(GRUB) shares are getting battered in late trading Monday, after the food delivery company posted lighter-than-expected Q3 revenues — and more disturbingly — Q4 guidance that was dramatically below Wall Street’s expectations.
The report comes amid a period of intensifying competition in the food delivery business, as companies like
(UBER) Uber Eats, DoorDash and Postmates spend heavily to expand their position in the business. Postmates earlier this month postponed a planned IPO, citing market conditions.
For the quarter, Grubhub had revenues of $322 million, up 30% from a year ago, but below the analyst consensus forecast of $330.5 million. Non-GAAP profits were 27 cents a share, in line with estimates. Gross food sales were $1.4 billion, up 15%. “Active diners” were 21.2 million, up 29% year over year, while “daily active grubs” were 457,000, up 10%.
For Q4, Grubhub projects revenue of $315 million to $335 million, below the old Street consensus at $387.3 million. The company sees adjusted Ebitda (earnings before interest, taxes, depreciation and amortization, a measure of cash flow) of $15 million to $25 million, well below the $53.8 million reported for Q3.
In a brutally frank 16-page letter to shareholders, Grubhub addressed how its business is being affected by changing dynamics in the food delivery sector. For starters, the company noted that the 10% rise in daily active customers “was at the lower end of our expectations,” adding “we suspect it may be at the lower end of your expectations as well.”
In the letter, Grub Hub writes that the trend accelerated starting in August.
“As we dug into the data, we saw that our newer diners, particularly those in our newer markets, were not driving as many orders as we expected at that point in their lifecycle,” the company wrote in the letter. “While retention of these newer diners was good, their ordering frequency wasn’t ‘maturing’ at the same level as earlier cohorts…At the same time, we also noticed that the retention rates, not just the frequency rates, of our newest diners (those acquired late in the second quarter), were slightly lower than prior cohorts.”
Grubhub writes that it studied the situation and concluded that “the supply innovations in online takeout have been played out and annual growth is slowing and returning to a more normal longer-term state which we believe will settle in the low double digits, except that there are multiple players all competing for the same new diners and order growth.”
In short, the company is getting crunched by a competitively saturated market.
“We believe online diners are becoming more promiscuous,” the company said. “For years, we saw in our data that a Grubhub diner was extremely loyal to our platform. However, our newer diners are increasingly coming to us already having ordered on a competing online platform, and our existing diners are increasingly ordering from multiple platforms.”
And Grubhub added: “This is a significant change in our industry that will require us, and everyone else, to compete by creating the most value for diners and restaurants rather than relying on industry tailwinds.”
The company gave a stark warning on the near-term impact of all of this on its business.

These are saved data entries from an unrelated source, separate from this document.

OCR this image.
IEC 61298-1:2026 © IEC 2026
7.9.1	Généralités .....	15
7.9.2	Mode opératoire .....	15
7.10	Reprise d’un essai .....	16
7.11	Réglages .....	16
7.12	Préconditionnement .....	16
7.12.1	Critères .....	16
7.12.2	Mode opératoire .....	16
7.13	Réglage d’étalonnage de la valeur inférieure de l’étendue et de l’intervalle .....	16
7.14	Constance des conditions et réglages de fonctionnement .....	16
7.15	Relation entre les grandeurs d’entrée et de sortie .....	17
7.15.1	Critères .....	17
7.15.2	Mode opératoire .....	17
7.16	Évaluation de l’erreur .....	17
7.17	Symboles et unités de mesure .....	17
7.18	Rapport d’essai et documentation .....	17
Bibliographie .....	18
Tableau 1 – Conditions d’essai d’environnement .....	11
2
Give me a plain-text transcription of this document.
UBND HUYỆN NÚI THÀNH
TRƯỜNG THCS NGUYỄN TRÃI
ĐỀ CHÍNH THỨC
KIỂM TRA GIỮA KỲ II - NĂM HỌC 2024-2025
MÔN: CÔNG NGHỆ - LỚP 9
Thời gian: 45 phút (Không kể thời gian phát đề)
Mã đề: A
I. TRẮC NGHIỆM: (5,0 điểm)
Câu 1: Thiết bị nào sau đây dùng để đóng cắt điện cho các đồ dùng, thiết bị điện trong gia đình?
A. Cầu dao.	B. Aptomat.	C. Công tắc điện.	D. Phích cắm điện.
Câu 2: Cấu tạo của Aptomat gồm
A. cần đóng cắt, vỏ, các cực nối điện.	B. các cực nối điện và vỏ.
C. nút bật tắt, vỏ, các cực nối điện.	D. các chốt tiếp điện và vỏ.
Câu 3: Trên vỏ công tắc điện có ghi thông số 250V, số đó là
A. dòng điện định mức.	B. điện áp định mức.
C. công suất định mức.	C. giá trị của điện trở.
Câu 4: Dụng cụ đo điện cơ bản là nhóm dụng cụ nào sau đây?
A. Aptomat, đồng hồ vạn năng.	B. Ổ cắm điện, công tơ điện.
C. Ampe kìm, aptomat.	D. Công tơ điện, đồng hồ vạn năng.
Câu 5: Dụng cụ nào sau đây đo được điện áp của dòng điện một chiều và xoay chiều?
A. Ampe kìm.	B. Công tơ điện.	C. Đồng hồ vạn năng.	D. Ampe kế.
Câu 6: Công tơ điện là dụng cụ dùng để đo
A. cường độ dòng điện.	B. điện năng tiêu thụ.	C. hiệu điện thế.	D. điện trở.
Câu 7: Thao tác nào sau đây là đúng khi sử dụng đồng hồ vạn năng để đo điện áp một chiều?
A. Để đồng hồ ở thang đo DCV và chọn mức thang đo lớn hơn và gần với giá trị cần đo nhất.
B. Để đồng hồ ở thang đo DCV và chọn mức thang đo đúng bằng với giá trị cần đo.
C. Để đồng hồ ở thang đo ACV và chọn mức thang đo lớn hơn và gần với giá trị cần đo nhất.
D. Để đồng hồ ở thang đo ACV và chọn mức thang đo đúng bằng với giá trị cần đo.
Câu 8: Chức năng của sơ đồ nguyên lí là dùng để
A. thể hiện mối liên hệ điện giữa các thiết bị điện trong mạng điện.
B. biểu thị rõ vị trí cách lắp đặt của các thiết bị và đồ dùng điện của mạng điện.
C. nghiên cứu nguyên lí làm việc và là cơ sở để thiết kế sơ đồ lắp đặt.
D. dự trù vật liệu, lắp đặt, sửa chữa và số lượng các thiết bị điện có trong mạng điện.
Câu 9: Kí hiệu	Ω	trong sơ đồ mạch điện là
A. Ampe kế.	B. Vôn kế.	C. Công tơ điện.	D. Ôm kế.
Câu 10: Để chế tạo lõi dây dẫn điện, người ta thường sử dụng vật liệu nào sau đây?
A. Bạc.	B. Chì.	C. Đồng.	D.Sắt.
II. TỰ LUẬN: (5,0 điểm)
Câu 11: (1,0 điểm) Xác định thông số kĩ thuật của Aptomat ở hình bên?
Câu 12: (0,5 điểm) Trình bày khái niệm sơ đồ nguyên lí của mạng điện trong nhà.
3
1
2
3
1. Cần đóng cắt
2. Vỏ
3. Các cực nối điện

“While our competitors continue to spend aggressively, swallowing steep losses in the process, we need to give new diners more reasons to try Grubhub, stop our existing diners from looking elsewhere and continue growing our diner base to ensure we are best positioned when the industry matures and reaches a stable long-term spending level.” Grubhub says it “will be moving quickly, spending more and trying many different strategies over the next 12-18 months to increase restaurant supply aggressively while making our diner experience more sticky—effectively taking action to remove any reason for diners to look anywhere else.”
While the company did not give detailed guidance for 2020, it did project adjusted Ebitda of at least $100 million.
Grubhub shares in after-hours trading were down 32%, to $39.95.